International career^{‡}
- 2007: Israel U-19 / 1 / (0)
- 2013–2018: Israel / 30 / (3)

= Arava Shahaf =

Israeli footballer

Arava Shahaf (or Schahaf, ערבה שחף; born 28 April 1990) is an Israeli football forward, currently playing in the Israeli First League for F.C. Ramat HaSharon (on loan).
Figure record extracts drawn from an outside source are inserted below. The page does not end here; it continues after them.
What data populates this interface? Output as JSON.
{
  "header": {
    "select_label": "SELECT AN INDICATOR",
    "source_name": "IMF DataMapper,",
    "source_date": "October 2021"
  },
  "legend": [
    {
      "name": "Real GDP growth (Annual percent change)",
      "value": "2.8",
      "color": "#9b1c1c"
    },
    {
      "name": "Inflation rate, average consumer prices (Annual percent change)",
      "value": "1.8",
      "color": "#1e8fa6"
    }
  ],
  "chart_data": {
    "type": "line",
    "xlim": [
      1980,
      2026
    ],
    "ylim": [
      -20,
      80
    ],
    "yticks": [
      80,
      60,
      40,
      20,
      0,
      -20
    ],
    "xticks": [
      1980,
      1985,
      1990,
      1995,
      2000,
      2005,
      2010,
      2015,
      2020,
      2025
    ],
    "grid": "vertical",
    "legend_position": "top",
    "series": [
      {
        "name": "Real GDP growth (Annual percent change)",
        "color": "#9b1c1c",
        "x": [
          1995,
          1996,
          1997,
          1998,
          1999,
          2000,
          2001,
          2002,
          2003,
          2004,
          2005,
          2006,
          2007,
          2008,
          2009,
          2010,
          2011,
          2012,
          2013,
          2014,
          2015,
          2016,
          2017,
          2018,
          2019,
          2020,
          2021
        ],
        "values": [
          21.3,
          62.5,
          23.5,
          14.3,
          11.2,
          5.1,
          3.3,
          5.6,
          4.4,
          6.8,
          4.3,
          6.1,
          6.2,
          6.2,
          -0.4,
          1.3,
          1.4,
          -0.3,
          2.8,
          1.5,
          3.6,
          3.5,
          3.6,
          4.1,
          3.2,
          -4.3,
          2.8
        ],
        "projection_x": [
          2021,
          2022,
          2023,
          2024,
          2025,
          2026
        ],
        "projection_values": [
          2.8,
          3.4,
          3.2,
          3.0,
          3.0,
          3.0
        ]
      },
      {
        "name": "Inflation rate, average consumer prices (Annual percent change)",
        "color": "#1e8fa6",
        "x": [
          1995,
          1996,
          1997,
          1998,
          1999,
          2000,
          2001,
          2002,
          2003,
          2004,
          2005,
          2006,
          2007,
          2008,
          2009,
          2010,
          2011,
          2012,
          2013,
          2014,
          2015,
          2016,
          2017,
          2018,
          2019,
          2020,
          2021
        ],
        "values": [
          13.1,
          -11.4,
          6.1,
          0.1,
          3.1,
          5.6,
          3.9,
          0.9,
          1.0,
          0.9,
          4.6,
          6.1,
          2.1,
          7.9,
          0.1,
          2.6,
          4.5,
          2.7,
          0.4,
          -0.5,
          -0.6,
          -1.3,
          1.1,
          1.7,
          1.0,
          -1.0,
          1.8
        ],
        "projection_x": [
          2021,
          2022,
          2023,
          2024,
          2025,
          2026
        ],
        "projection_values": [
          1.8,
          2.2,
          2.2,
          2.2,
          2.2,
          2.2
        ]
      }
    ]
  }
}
Shahaf has been a member of the Israeli national team since 2013, when she made her debut against Malta.

==Club career==
Born in Be'er Sheva, Shahaf joined Maccabi Be'er Sheva at the age of 15, making her debut on 12 December 2006 against ASA Tel Aviv University. She played with the club until the beginning of the 2013–14 season, when she was loaned to F.C. Ramat HaSharon, to which she was loaned ever since. On 17 November 2015, in a match against her old club, Shahaf scored her 100th league goal.
Shahaf was also loaned for a brief period to ASA Tel Aviv University and played with the club in the 2014–15 Champions League qualifying round, getting sent off against Atlético Ouriense.

==International career==
Shahf made her international debut with the Israel women's national football team at the age of 23, in a match against Malta, and as of December 2015, played 10 matches for the national team. Shahaf also played a single match for the U-19 national team in 2007, in a 1–5 loss to Italy.